Treatment-naive patients (n = 161) infected with HCV genotype 1 were randomly assigned to groups that were given open-label telaprevir (750 mg q8 h or 1125 mg q12 h) in combination with standard doses of peginterferon alfa-2a (180 μg/wk) and ribavirin (1000-1200 mg/day) or peginterferon alfa-2b (1.5 μg·kg(-1)·wk(-1)) and ribavirin (800-1200 mg/day). Patients received triple therapy for 12 weeks, followed by 12 or 36 additional weeks of treatment with peginterferon alfa and ribavirin, based on virologic response.
Baseline characteristics were similar for all groups. SVR rates were 81.0% to 85.0% among groups; most patients received 24 weeks of therapy (68.0%). There were no significant differences in SVR rates (intent-to-treat analysis) among groups (P ≥ .787), between the pooled q8 h and q12 h groups (P = .997), or between the pooled peginterferon alfa-2a/ribavirin and peginterferon alfa-2b/ribavirin groups (P = .906). The safety profile was similar among all groups.
A high proportion (>80%) of patients achieved an SVR regardless of the telaprevir dosing frequency (q8 h or q12 h) or type of peginterferon alfa used (alfa-2a or alfa-2b).

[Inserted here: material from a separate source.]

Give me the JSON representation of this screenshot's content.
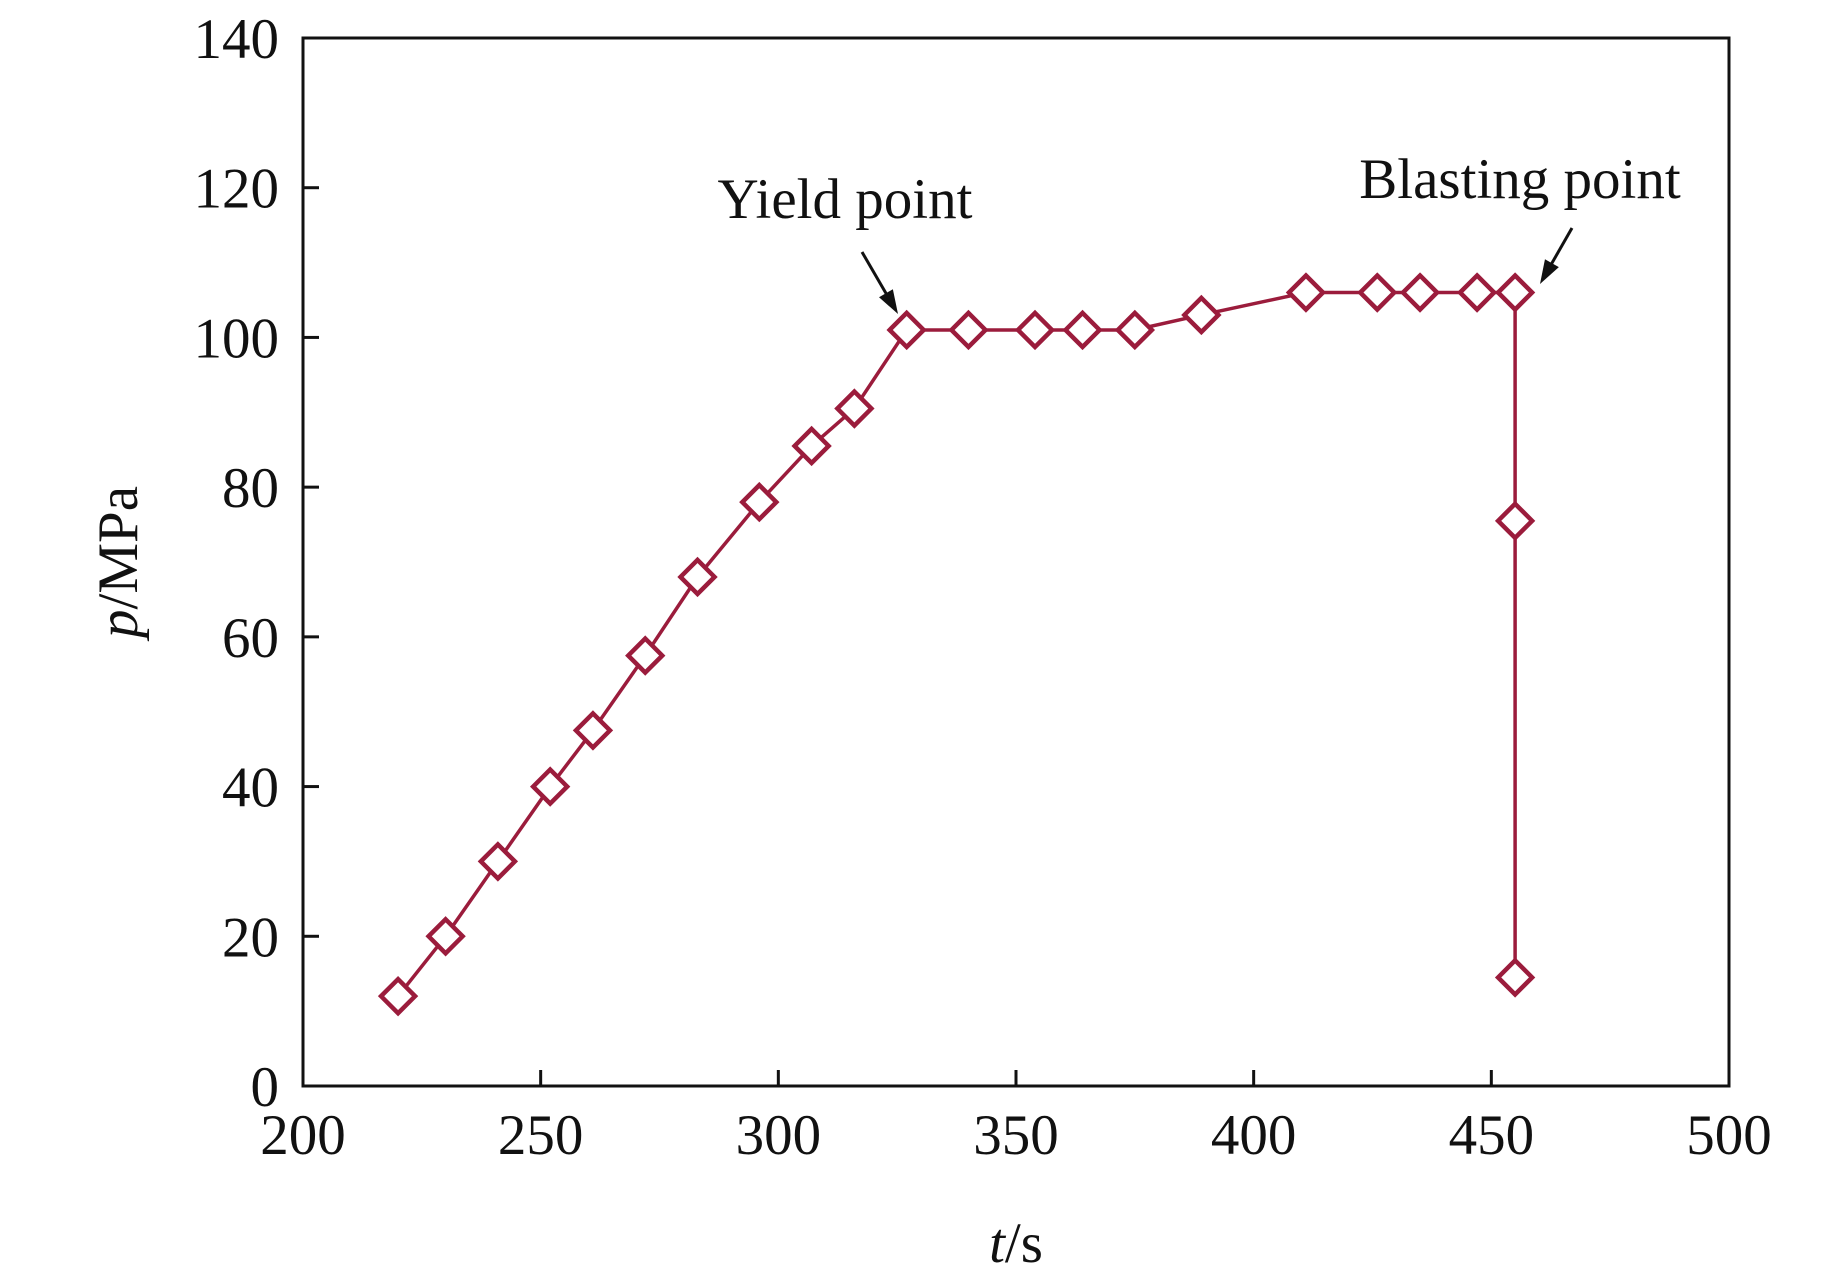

最近的研究表明,与已批准的治疗方案相比,接受替拉瑞韦(每 8 小时给药 1 次,q8h)联合聚乙二醇干扰素(peginterferon)α-2a 和利巴韦林治疗 12 周,可显著提高丙型肝炎病毒(HCV)基因型 1 感染者的 HCV 清除率(持续病毒学应答[SVR])。我们研究了替拉瑞韦 q8h 或 q12h 联合 peginterferon α-2a 或 α-2b 治疗的疗效、安全性、耐受性和药代动力学。

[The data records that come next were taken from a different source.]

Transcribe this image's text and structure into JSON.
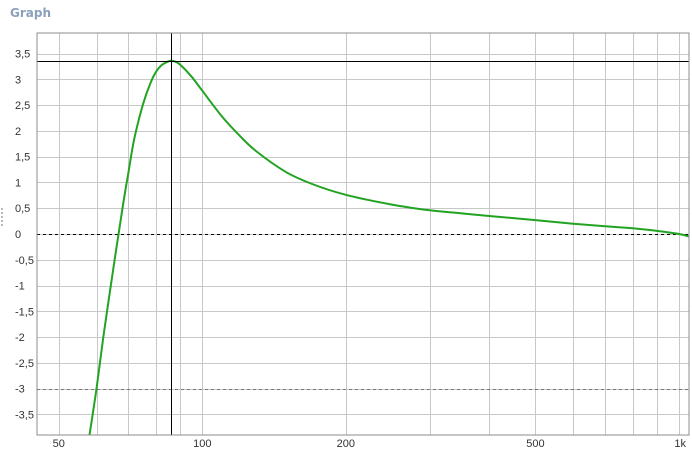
{
  "panel": {
    "title": "Graph"
  },
  "chart_data": {
    "type": "line",
    "title": "",
    "xlabel": "",
    "ylabel": "",
    "x_scale": "log",
    "xlim": [
      45,
      1050
    ],
    "ylim": [
      -3.9,
      3.9
    ],
    "grid": true,
    "x_ticks": [
      {
        "value": 50,
        "label": "50"
      },
      {
        "value": 100,
        "label": "100"
      },
      {
        "value": 200,
        "label": "200"
      },
      {
        "value": 500,
        "label": "500"
      },
      {
        "value": 1000,
        "label": "1k"
      }
    ],
    "x_minor": [
      60,
      70,
      80,
      90,
      300,
      400,
      600,
      700,
      800,
      900
    ],
    "y_ticks": [
      {
        "value": 3.5,
        "label": "3,5"
      },
      {
        "value": 3,
        "label": "3"
      },
      {
        "value": 2.5,
        "label": "2,5"
      },
      {
        "value": 2,
        "label": "2"
      },
      {
        "value": 1.5,
        "label": "1,5"
      },
      {
        "value": 1,
        "label": "1"
      },
      {
        "value": 0.5,
        "label": "0,5"
      },
      {
        "value": 0,
        "label": "0"
      },
      {
        "value": -0.5,
        "label": "-0,5"
      },
      {
        "value": -1,
        "label": "-1"
      },
      {
        "value": -1.5,
        "label": "-1,5"
      },
      {
        "value": -2,
        "label": "-2"
      },
      {
        "value": -2.5,
        "label": "-2,5"
      },
      {
        "value": -3,
        "label": "-3"
      },
      {
        "value": -3.5,
        "label": "-3,5"
      }
    ],
    "reference_lines": [
      {
        "axis": "y",
        "value": 0,
        "style": "dashed",
        "color": "#000000"
      },
      {
        "axis": "y",
        "value": -3,
        "style": "dashed",
        "color": "#777777"
      }
    ],
    "cursor": {
      "x": 86,
      "y": 3.36,
      "color": "#000000"
    },
    "series": [
      {
        "color": "#22a322",
        "x": [
          58,
          60,
          62,
          65,
          68,
          70,
          72,
          75,
          78,
          80,
          82,
          84,
          86,
          88,
          90,
          95,
          100,
          110,
          120,
          130,
          150,
          170,
          200,
          250,
          300,
          350,
          400,
          500,
          600,
          700,
          800,
          900,
          1000,
          1050
        ],
        "y": [
          -3.9,
          -3.0,
          -2.0,
          -0.7,
          0.5,
          1.2,
          1.85,
          2.5,
          2.95,
          3.15,
          3.27,
          3.33,
          3.36,
          3.34,
          3.28,
          3.05,
          2.78,
          2.28,
          1.9,
          1.6,
          1.2,
          0.97,
          0.76,
          0.57,
          0.46,
          0.4,
          0.35,
          0.27,
          0.2,
          0.15,
          0.11,
          0.06,
          0.0,
          -0.05
        ]
      }
    ]
  }
}
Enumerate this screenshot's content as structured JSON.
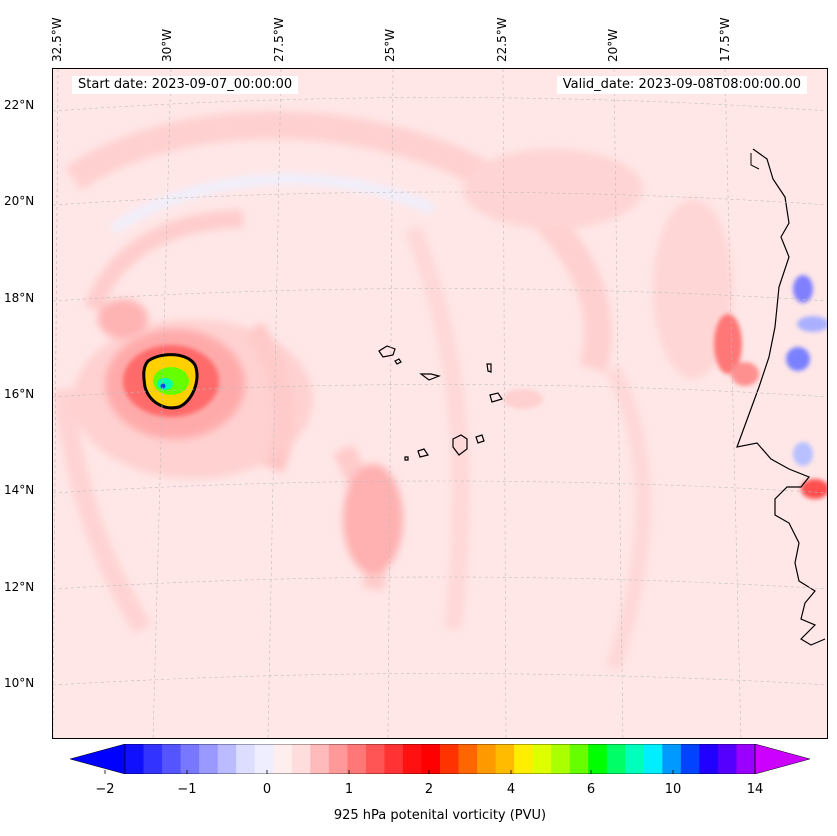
{
  "header": {
    "start_date": "Start date: 2023-09-07_00:00:00",
    "valid_date": "Valid_date: 2023-09-08T08:00:00.00"
  },
  "axes": {
    "lon_labels": [
      "32.5°W",
      "30°W",
      "27.5°W",
      "25°W",
      "22.5°W",
      "20°W",
      "17.5°W"
    ],
    "lat_labels": [
      "22°N",
      "20°N",
      "18°N",
      "16°N",
      "14°N",
      "12°N",
      "10°N"
    ]
  },
  "colorbar": {
    "label": "925 hPa potenital vorticity (PVU)",
    "ticks": [
      "−2",
      "−1",
      "0",
      "1",
      "2",
      "4",
      "6",
      "10",
      "14"
    ],
    "colors": [
      "#1010ff",
      "#3333ff",
      "#5555ff",
      "#7777ff",
      "#9999ff",
      "#bbbbff",
      "#ddddff",
      "#eeeeff",
      "#ffeeee",
      "#ffdddd",
      "#ffbbbb",
      "#ff9999",
      "#ff7777",
      "#ff5555",
      "#ff3333",
      "#ff1111",
      "#ff0000",
      "#ff3300",
      "#ff6600",
      "#ff9900",
      "#ffbb00",
      "#ffee00",
      "#ddff00",
      "#aaff00",
      "#66ff00",
      "#00ff00",
      "#00ff66",
      "#00ffbb",
      "#00eeff",
      "#0099ff",
      "#0044ff",
      "#2200ff",
      "#5500ff",
      "#9900ff"
    ],
    "under_color": "#0000ff",
    "over_color": "#cc00ff"
  }
}
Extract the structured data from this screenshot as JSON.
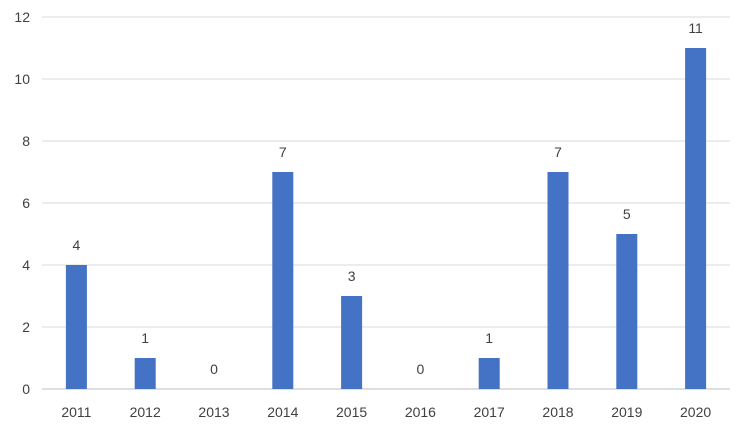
{
  "chart_data": {
    "type": "bar",
    "categories": [
      "2011",
      "2012",
      "2013",
      "2014",
      "2015",
      "2016",
      "2017",
      "2018",
      "2019",
      "2020"
    ],
    "values": [
      4,
      1,
      0,
      7,
      3,
      0,
      1,
      7,
      5,
      11
    ],
    "data_labels": [
      "4",
      "1",
      "0",
      "7",
      "3",
      "0",
      "1",
      "7",
      "5",
      "11"
    ],
    "title": "",
    "xlabel": "",
    "ylabel": "",
    "ylim": [
      0,
      12
    ],
    "yticks": [
      "0",
      "2",
      "4",
      "6",
      "8",
      "10",
      "12"
    ],
    "grid": true,
    "legend": "none",
    "colors": {
      "bar": "#4472c4"
    }
  }
}
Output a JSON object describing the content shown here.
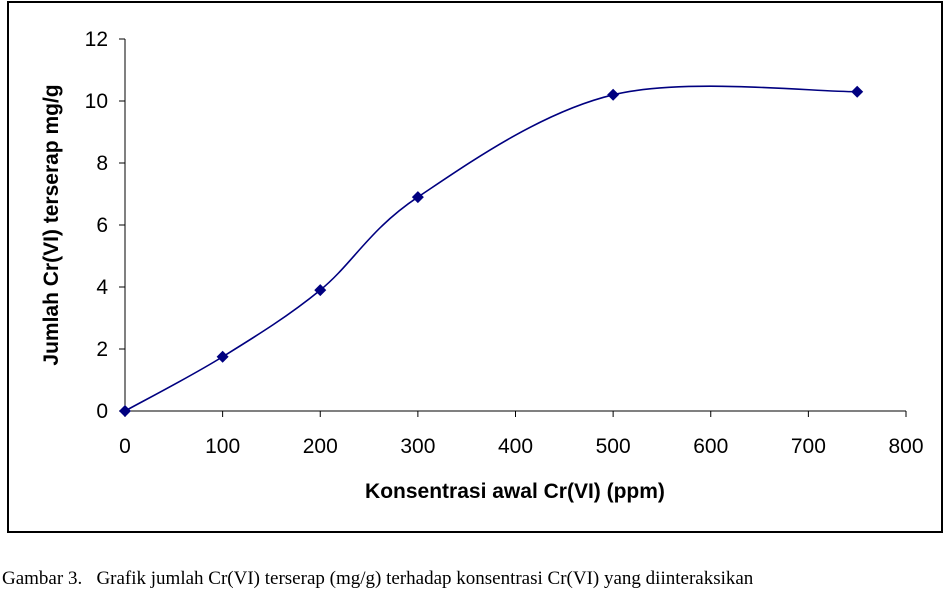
{
  "chart_data": {
    "type": "line",
    "title": "",
    "xlabel": "Konsentrasi awal Cr(VI) (ppm)",
    "ylabel": "Jumlah Cr(VI) terserap mg/g",
    "xlim": [
      0,
      800
    ],
    "ylim": [
      0,
      12
    ],
    "xticks": [
      0,
      100,
      200,
      300,
      400,
      500,
      600,
      700,
      800
    ],
    "yticks": [
      0,
      2,
      4,
      6,
      8,
      10,
      12
    ],
    "grid": false,
    "legend": "none",
    "line_color": "#000080",
    "marker": "diamond",
    "series": [
      {
        "x": [
          0,
          100,
          200,
          300,
          500,
          750
        ],
        "y": [
          0,
          1.75,
          3.9,
          6.9,
          10.2,
          10.3
        ]
      }
    ]
  },
  "caption": "Gambar 3.   Grafik jumlah Cr(VI) terserap (mg/g) terhadap konsentrasi Cr(VI) yang diinteraksikan"
}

161 例初治 HCV 基因型 1 感染者被随机分配至接受替拉瑞韦(750mg q8h 或 1125mg q12h)联合标准剂量 peginterferon α-2a(180μg/周)和利巴韦林(1000-1200mg/天)或 peginterferon α-2b(1.5μg·kg(-1)·wk(-1))和利巴韦林(800-1200mg/天)的开放标签治疗组。所有患者接受 12 周三联治疗,然后根据病毒学应答情况,接受 peginterferon α 和利巴韦林治疗 12 或 36 周。

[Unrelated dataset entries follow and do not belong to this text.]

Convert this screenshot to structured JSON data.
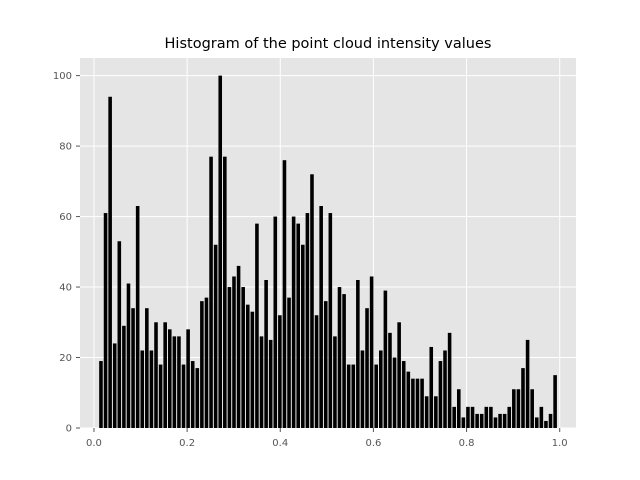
{
  "chart_data": {
    "type": "bar",
    "title": "Histogram of the point cloud intensity values",
    "xlabel": "",
    "ylabel": "",
    "xlim": [
      -0.03,
      1.035
    ],
    "ylim": [
      0,
      105
    ],
    "grid": true,
    "colors": {
      "plot_background": "#e5e5e5",
      "grid": "#ffffff",
      "bar": "#000000",
      "tick": "#555555"
    },
    "x_ticks": [
      {
        "value": 0.0,
        "label": "0.0"
      },
      {
        "value": 0.2,
        "label": "0.2"
      },
      {
        "value": 0.4,
        "label": "0.4"
      },
      {
        "value": 0.6,
        "label": "0.6"
      },
      {
        "value": 0.8,
        "label": "0.8"
      },
      {
        "value": 1.0,
        "label": "1.0"
      }
    ],
    "y_ticks": [
      {
        "value": 0,
        "label": "0"
      },
      {
        "value": 20,
        "label": "20"
      },
      {
        "value": 40,
        "label": "40"
      },
      {
        "value": 60,
        "label": "60"
      },
      {
        "value": 80,
        "label": "80"
      },
      {
        "value": 100,
        "label": "100"
      }
    ],
    "bin_start": 0.015,
    "bin_width": 0.00985,
    "bar_fraction": 0.78,
    "values": [
      19,
      61,
      94,
      24,
      53,
      29,
      41,
      34,
      63,
      22,
      34,
      22,
      30,
      18,
      30,
      28,
      26,
      26,
      18,
      28,
      19,
      17,
      36,
      37,
      77,
      52,
      100,
      77,
      40,
      43,
      46,
      40,
      35,
      33,
      58,
      26,
      42,
      25,
      60,
      32,
      76,
      37,
      60,
      58,
      52,
      61,
      72,
      32,
      63,
      36,
      61,
      26,
      40,
      38,
      18,
      18,
      42,
      22,
      34,
      43,
      18,
      22,
      39,
      27,
      20,
      30,
      19,
      16,
      14,
      14,
      14,
      9,
      23,
      9,
      19,
      22,
      27,
      6,
      11,
      3,
      6,
      6,
      4,
      4,
      6,
      6,
      3,
      4,
      4,
      6,
      11,
      11,
      17,
      25,
      11,
      3,
      6,
      2,
      4,
      15
    ]
  }
}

各组的基线特征相似。各组 SVR 率为 81.0%至 85.0%;大多数患者接受了 24 周的治疗(68.0%)。各组间 SVR 率(意向治疗分析)无显著差异(P≥.787),pooled q8h 和 q12h 组间(P=1.000),或 pooled peginterferon α-2a/利巴韦林和 peginterferon α-2b/利巴韦林组间(P=1.000)也无显著差异。所有组的安全性特征相似。
替拉瑞韦的剂量频率(q8h 或 q12h)或所使用的 peginterferon α 类型(α-2a 或 α-2b)对 SVR 率的影响均不显著,>80%的患者获得 SVR。